Branding is fragile, which is why so many companies have undermined their brands with a single foolish move. You might think the news today that Lacoste removed its trademark crocodile from a limited edition line of shirts would be another example of marketing gone amok.

Instead, it was an extremely clever move that let the company embrace cause marketing -- tying brand to a bigger concern -- without endangering decades of effort.

The crocodile is synonymous with Lacoste because of the company's history. The company's founder, René Lacoste, was first a famous tennis player who gained the nickname "The "Crocodile," though for reasons that aren't entirely clear even though there are a number of potential explanations.

In his day, during the 1920s, Lacoste faced the traditional long-sleeved white shirts used in tennis. But on seeing a polo shirt, he had the idea of commissioning a tailor to create a set for him. In 1933, he co-founded the company, which originally made tennis shirts.

The crocodile connection is as old as the company itself. Changing a brand is a difficult and dangerous thing. People become attached to what is familiar and can oppose, sometimes loudly, any modifications.

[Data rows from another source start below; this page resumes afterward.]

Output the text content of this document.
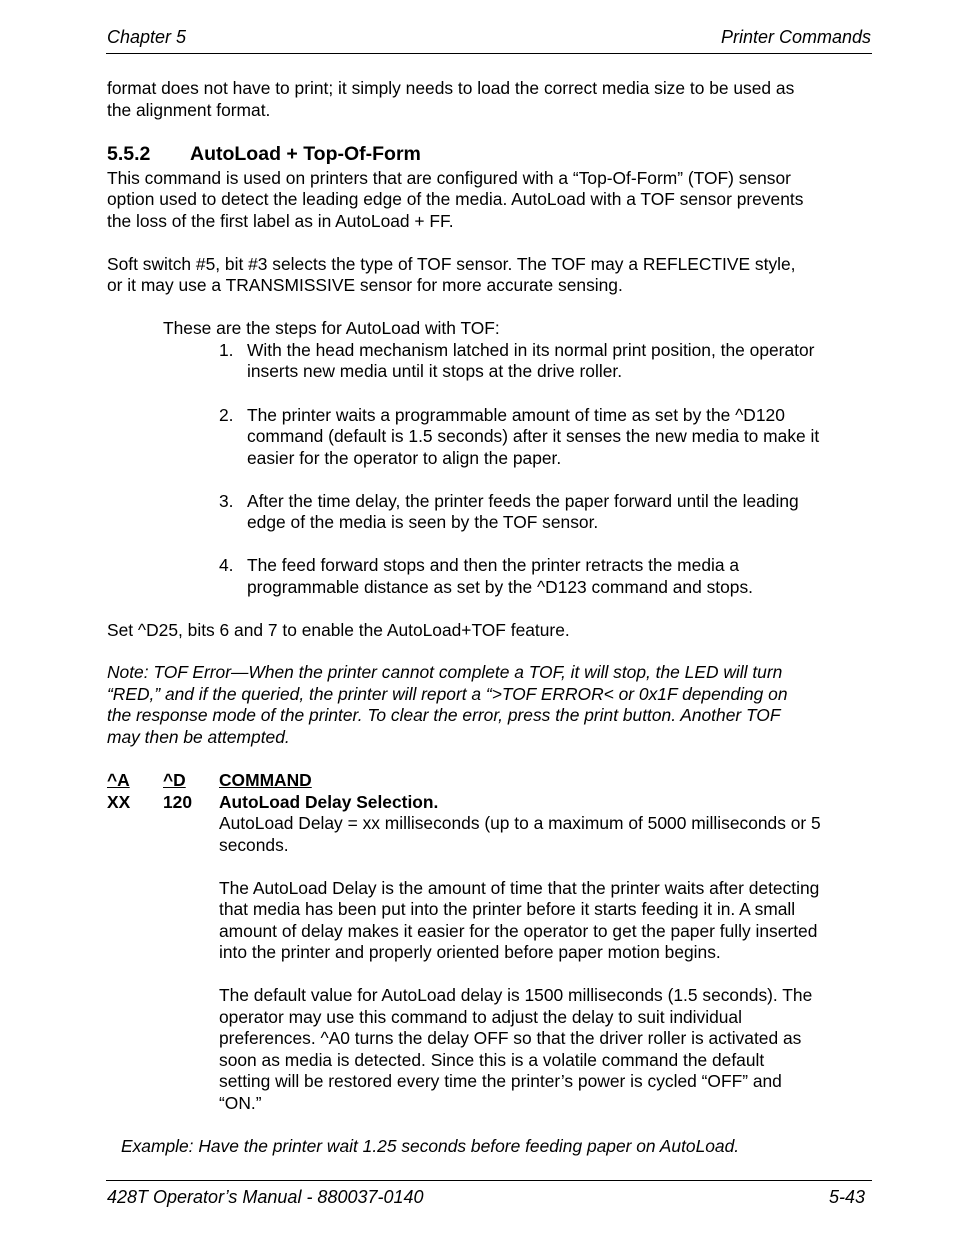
Chapter 5	Printer Commands
format does not have to print; it simply needs to load the correct media size to be used as
the alignment format.
5.5.2 AutoLoad + Top-Of-Form
This command is used on printers that are configured with a “Top-Of-Form” (TOF) sensor
option used to detect the leading edge of the media. AutoLoad with a TOF sensor prevents
the loss of the first label as in AutoLoad + FF.
Soft switch #5, bit #3 selects the type of TOF sensor. The TOF may a REFLECTIVE style,
or it may use a TRANSMISSIVE sensor for more accurate sensing.
These are the steps for AutoLoad with TOF:
1. With the head mechanism latched in its normal print position, the operator
inserts new media until it stops at the drive roller.
2. The printer waits a programmable amount of time as set by the ^D120
command (default is 1.5 seconds) after it senses the new media to make it
easier for the operator to align the paper.
3. After the time delay, the printer feeds the paper forward until the leading
edge of the media is seen by the TOF sensor.
4. The feed forward stops and then the printer retracts the media a
programmable distance as set by the ^D123 command and stops.
Set ^D25, bits 6 and 7 to enable the AutoLoad+TOF feature.
Note: TOF Error—When the printer cannot complete a TOF, it will stop, the LED will turn
“RED,” and if the queried, the printer will report a “>TOF ERROR< or 0x1F depending on
the response mode of the printer. To clear the error, press the print button. Another TOF
may then be attempted.
^A ^D COMMAND
XX 120 AutoLoad Delay Selection.
AutoLoad Delay = xx milliseconds (up to a maximum of 5000 milliseconds or 5
seconds.
The AutoLoad Delay is the amount of time that the printer waits after detecting
that media has been put into the printer before it starts feeding it in. A small
amount of delay makes it easier for the operator to get the paper fully inserted
into the printer and properly oriented before paper motion begins.
The default value for AutoLoad delay is 1500 milliseconds (1.5 seconds). The
operator may use this command to adjust the delay to suit individual
preferences. ^A0 turns the delay OFF so that the driver roller is activated as
soon as media is detected. Since this is a volatile command the default
setting will be restored every time the printer’s power is cycled “OFF” and
“ON.”
Example: Have the printer wait 1.25 seconds before feeding paper on AutoLoad.
428T Operator’s Manual - 880037-0140	5-43
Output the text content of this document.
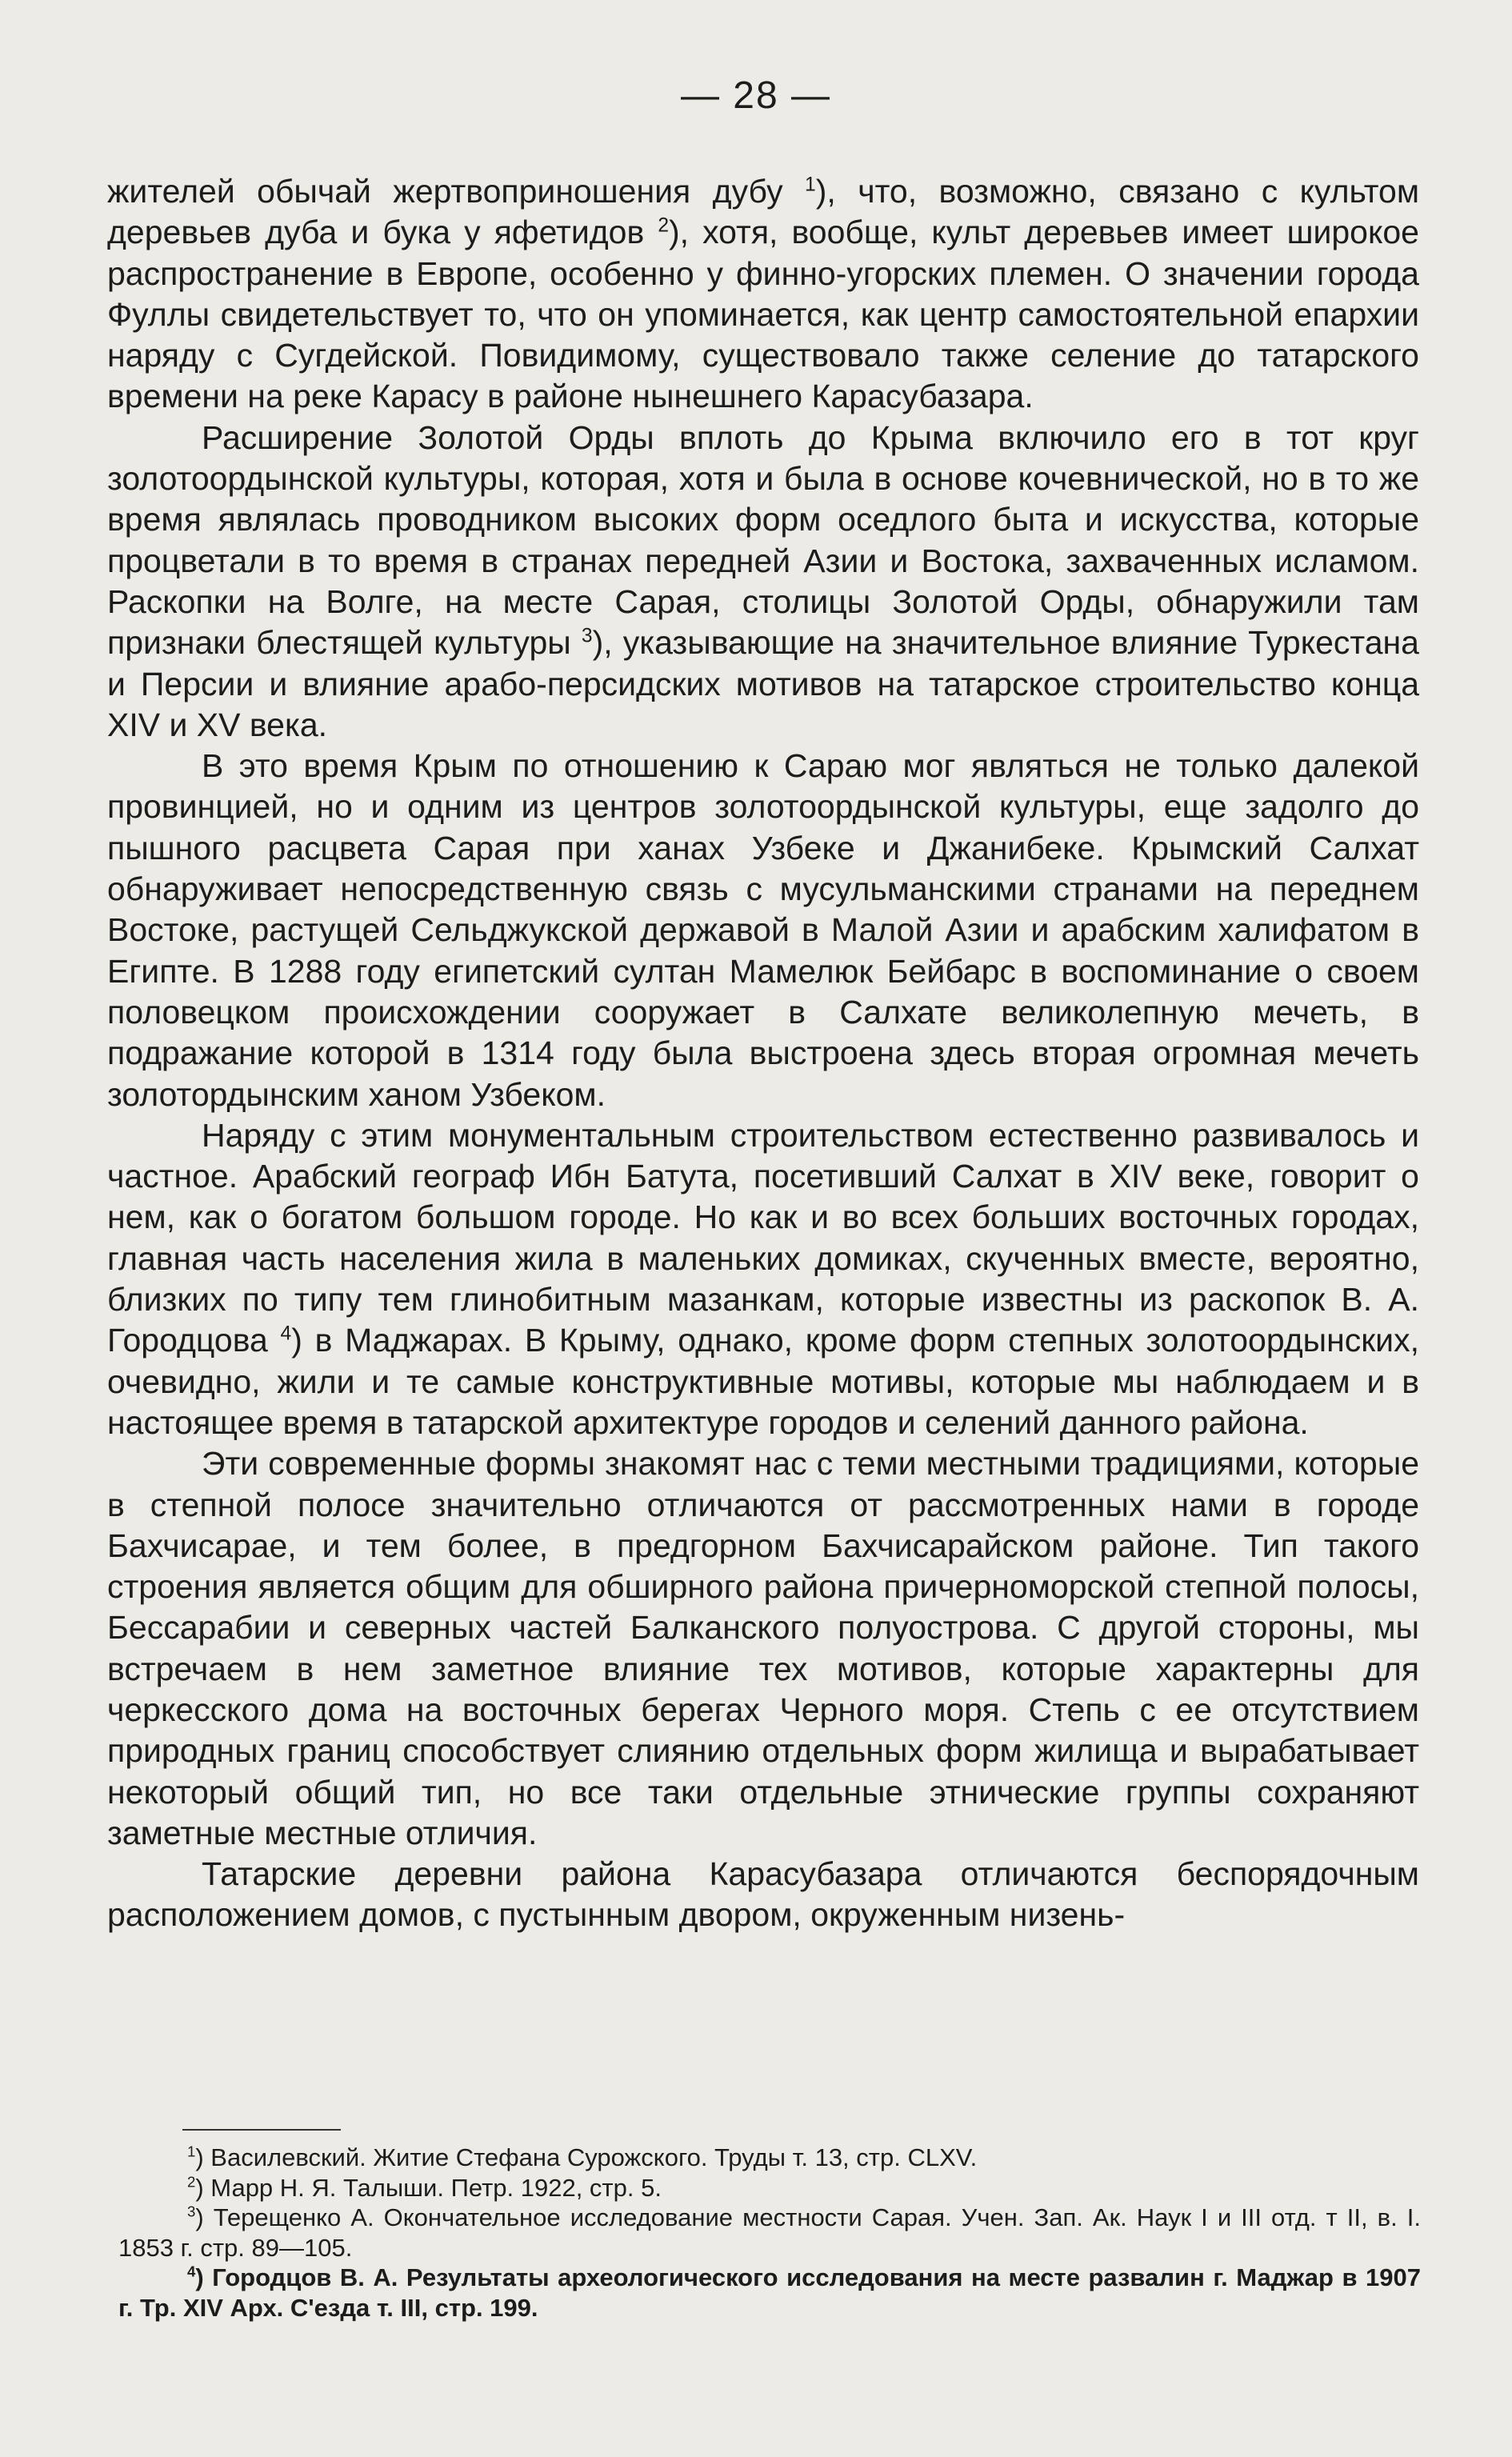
— 28 —

жителей обычай жертвоприношения дубу $^1$), что, возможно, связано с культом деревьев дуба и бука у яфетидов $^2$), хотя, вообще, культ деревьев имеет широкое распространение в Европе, особенно у финно-угорских племен. О значении города Фуллы свидетельствует то, что он упоминается, как центр самостоятельной епархии наряду с Сугдейской. Повидимому, существовало также селение до татарского времени на реке Карасу в районе нынешнего Карасубазара.

Расширение Золотой Орды вплоть до Крыма включило его в тот круг золотоордынской культуры, которая, хотя и была в основе кочевнической, но в то же время являлась проводником высоких форм оседлого быта и искусства, которые процветали в то время в странах передней Азии и Востока, захваченных исламом. Раскопки на Волге, на месте Сарая, столицы Золотой Орды, обнаружили там признаки блестящей культуры $^3$), указывающие на значительное влияние Туркестана и Персии и влияние арабо-персидских мотивов на татарское строительство конца XIV и XV века.

В это время Крым по отношению к Сараю мог являться не только далекой провинцией, но и одним из центров золотоордынской культуры, еще задолго до пышного расцвета Сарая при ханах Узбеке и Джанибеке. Крымский Салхат обнаруживает непосредственную связь с мусульманскими странами на переднем Востоке, растущей Сельджукской державой в Малой Азии и арабским халифатом в Египте. В 1288 году египетский султан Мамелюк Бейбарс в воспоминание о своем половецком происхождении сооружает в Салхате великолепную мечеть, в подражание которой в 1314 году была выстроена здесь вторая огромная мечеть золотордынским ханом Узбеком.

Наряду с этим монументальным строительством естественно развивалось и частное. Арабский географ Ибн Батута, посетивший Салхат в XIV веке, говорит о нем, как о богатом большом городе. Но как и во всех больших восточных городах, главная часть населения жила в маленьких домиках, скученных вместе, вероятно, близких по типу тем глинобитным мазанкам, которые известны из раскопок В. А. Городцова $^4$) в Маджарах. В Крыму, однако, кроме форм степных золотоордынских, очевидно, жили и те самые конструктивные мотивы, которые мы наблюдаем и в настоящее время в татарской архитектуре городов и селений данного района.

Эти современные формы знакомят нас с теми местными традициями, которые в степной полосе значительно отличаются от рассмотренных нами в городе Бахчисарае, и тем более, в предгорном Бахчисарайском районе. Тип такого строения является общим для обширного района причерноморской степной полосы, Бессарабии и северных частей Балканского полуострова. С другой стороны, мы встречаем в нем заметное влияние тех мотивов, которые характерны для черкесского дома на восточных берегах Черного моря. Степь с ее отсутствием природных границ способствует слиянию отдельных форм жилища и вырабатывает некоторый общий тип, но все таки отдельные этнические группы сохраняют заметные местные отличия.

Татарские деревни района Карасубазара отличаются беспорядочным расположением домов, с пустынным двором, окруженным низень-

$^1$) Василевский. Житие Стефана Сурожского. Труды т. 13, стр. CLXV.

$^2$) Марр Н. Я. Талыши. Петр. 1922, стр. 5.

$^3$) Терещенко А. Окончательное исследование местности Сарая. Учен. Зап. Ак. Наук I и III отд. т II, в. I. 1853 г. стр. 89—105.

$^4$) Городцов В. А. Результаты археологического исследования на месте развалин г. Маджар в 1907 г. Тр. XIV Арх. С'езда т. III, стр. 199.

Lacoste carefully walked the line and avoided any problems. On a series of 1,775 shirts, each selling for about $183, the company switched from the crocodile to different endangered species as a fundraiser for the International Union for Conservation of Nature (IUCN), as AdWeek reported. This was the first part of a three-year partnership.

Here's why the move worked:

  • The change was on a limited edition of shirts.
  • This was not a modification of the logo in general marketing. Instead, it was for a cause.
  • The cause of endangered species had a clear connection to a brand represented by a reptile.
  • There is no danger of confusion in the market as to what Lacoste is.
  • As the campaign launched at Paris Fashion Week 2018, there was also the connection to Lacoste's business.

The idea is terrific in multiple ways and doesn't pose any danger to the brand. All in all, a smart form of promotion in conjunction with a good cause. That's what makes this a stupidly brilliant move. Even as it is the sort of thing that could easily go wrong and that might be written off by most marketers, it remains smart.